Smellicopters mimic how moth searches for smells and do not need any help from the researchers to search for odours. It begins its search by moving towards left for a specific distance and if nothing passes a specific smell threshold, it moves towards the right for the same distance. Once the odour is detected by the Smellicopter, it changes its flying pattern to reach towards it.
It can also avoid obstacles with the help of four infrared sensors which measures what's around it 10 times each second. If an obstacle comes within eight inches (20 cms) of the drone, it changes its direction by going to the next stage of its cast-and-surge protocol.
Melanie Anderson stated, "If Smellicopter was casting left and now there’s an obstacle on the left, it’ll switch to casting right. And if Smellicopter smells an odour but there’s an obstacle in front of it, it’s going to continue casting left or right until it’s able to surge forward when there’s not an obstacle in its path."
They do not need GPS too. They mimic how moth uses their eyes and uses a camera to survey their surroundings. This makes Smellicopters well-suited for exploring indoor or underground spaces like mines or pipes.

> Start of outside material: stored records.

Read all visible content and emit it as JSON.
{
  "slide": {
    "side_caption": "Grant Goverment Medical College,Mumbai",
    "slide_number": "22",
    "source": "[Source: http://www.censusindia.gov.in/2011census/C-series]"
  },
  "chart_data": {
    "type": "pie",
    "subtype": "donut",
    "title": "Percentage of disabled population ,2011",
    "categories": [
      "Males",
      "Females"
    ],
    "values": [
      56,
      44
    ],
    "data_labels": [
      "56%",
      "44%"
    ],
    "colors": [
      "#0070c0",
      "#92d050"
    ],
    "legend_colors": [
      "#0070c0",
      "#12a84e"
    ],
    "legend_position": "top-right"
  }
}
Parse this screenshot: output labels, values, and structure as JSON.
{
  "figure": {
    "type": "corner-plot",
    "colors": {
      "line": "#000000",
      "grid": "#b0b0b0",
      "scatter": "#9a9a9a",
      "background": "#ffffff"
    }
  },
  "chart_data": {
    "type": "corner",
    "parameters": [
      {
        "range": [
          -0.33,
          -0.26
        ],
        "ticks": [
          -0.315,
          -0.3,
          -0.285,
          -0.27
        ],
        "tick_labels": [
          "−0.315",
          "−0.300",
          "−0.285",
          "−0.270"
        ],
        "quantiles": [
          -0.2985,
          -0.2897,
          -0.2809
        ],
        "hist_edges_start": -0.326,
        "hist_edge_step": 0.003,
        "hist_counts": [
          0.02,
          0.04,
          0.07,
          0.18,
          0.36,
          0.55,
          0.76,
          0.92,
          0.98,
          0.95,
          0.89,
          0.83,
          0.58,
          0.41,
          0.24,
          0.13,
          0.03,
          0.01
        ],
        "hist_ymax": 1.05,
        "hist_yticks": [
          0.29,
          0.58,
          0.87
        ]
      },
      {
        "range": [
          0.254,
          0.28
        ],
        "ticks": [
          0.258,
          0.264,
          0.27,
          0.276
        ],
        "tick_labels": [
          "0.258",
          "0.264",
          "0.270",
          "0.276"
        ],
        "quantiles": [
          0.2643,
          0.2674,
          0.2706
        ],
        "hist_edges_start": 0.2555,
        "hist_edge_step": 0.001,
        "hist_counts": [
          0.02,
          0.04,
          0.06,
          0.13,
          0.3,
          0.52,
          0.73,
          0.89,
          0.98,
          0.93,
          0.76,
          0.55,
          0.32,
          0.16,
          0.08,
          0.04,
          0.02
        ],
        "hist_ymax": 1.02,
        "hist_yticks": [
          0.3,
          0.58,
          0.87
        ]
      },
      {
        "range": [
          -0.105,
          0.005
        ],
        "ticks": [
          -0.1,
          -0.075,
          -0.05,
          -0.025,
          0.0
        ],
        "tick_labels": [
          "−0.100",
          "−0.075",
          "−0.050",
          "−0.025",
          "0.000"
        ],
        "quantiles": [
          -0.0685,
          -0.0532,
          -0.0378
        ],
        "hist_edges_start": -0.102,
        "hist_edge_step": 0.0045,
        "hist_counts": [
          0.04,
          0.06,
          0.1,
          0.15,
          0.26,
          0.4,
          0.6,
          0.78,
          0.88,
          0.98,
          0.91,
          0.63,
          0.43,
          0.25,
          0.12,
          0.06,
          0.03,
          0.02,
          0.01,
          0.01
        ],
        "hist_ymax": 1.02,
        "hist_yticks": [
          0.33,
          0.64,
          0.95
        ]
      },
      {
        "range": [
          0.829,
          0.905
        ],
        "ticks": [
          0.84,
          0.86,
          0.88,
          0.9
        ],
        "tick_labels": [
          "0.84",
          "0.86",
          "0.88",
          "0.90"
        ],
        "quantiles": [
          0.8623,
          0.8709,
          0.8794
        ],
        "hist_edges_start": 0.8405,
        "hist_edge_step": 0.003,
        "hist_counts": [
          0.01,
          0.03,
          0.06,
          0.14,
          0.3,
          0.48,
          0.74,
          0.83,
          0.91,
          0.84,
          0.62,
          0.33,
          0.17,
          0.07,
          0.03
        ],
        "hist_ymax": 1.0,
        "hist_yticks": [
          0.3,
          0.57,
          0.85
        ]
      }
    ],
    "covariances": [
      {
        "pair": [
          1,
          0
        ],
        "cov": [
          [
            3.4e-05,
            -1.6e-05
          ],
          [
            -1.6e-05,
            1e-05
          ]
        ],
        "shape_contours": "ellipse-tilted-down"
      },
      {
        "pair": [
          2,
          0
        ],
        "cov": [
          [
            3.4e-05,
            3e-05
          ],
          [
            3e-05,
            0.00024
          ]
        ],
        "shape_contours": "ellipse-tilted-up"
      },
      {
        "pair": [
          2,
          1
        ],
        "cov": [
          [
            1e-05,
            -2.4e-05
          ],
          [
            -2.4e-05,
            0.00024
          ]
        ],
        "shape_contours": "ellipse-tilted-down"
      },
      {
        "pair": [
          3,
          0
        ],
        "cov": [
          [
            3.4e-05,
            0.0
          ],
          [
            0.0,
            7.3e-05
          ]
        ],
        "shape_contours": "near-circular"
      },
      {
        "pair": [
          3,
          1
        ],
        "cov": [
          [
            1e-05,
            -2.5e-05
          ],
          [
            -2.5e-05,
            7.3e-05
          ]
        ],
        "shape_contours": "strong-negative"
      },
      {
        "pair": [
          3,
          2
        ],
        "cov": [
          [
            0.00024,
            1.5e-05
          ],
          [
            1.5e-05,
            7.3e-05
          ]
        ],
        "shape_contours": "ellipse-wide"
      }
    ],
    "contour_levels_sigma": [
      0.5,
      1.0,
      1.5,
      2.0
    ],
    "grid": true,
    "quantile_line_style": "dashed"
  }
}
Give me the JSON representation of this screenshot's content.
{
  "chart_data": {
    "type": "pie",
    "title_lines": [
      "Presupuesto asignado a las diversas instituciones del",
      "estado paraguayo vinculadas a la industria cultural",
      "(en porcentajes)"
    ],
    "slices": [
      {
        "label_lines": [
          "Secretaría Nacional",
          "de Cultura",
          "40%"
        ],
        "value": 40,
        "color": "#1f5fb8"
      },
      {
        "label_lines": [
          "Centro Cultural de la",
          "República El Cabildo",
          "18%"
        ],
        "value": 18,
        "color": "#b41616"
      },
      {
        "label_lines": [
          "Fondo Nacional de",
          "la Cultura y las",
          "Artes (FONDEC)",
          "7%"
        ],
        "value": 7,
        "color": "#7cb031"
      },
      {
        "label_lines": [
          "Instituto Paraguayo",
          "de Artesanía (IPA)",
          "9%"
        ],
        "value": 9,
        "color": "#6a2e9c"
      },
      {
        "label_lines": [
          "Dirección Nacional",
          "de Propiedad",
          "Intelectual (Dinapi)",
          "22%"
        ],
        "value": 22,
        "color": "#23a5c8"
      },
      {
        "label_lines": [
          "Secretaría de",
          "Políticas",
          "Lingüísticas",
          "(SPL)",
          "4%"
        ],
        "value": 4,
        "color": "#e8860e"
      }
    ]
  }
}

The researchers added two tiny wires into either end of the antenna to connect it to an electrical circuit and measure the average signal from all of the cells in the antenna. It was then compared with a typical human-made sensor by placing both at one end of a wind tunnel and wafting smells that both sensors would respond to-- a floral scent and ethanol. The antenna reacted more quickly and took less time to recover between puffs.
During the tests conducted by the researchers in the UW Research Lab, Smellicopter turned to fly towards smells that moths find interesting-- floral scents. Researchers hope that in the coming future they can use the moth antenna to sense other smells-- Carbon Dioxide exhaled by someone trapped under rubble or the chemical signature of an unexploded device.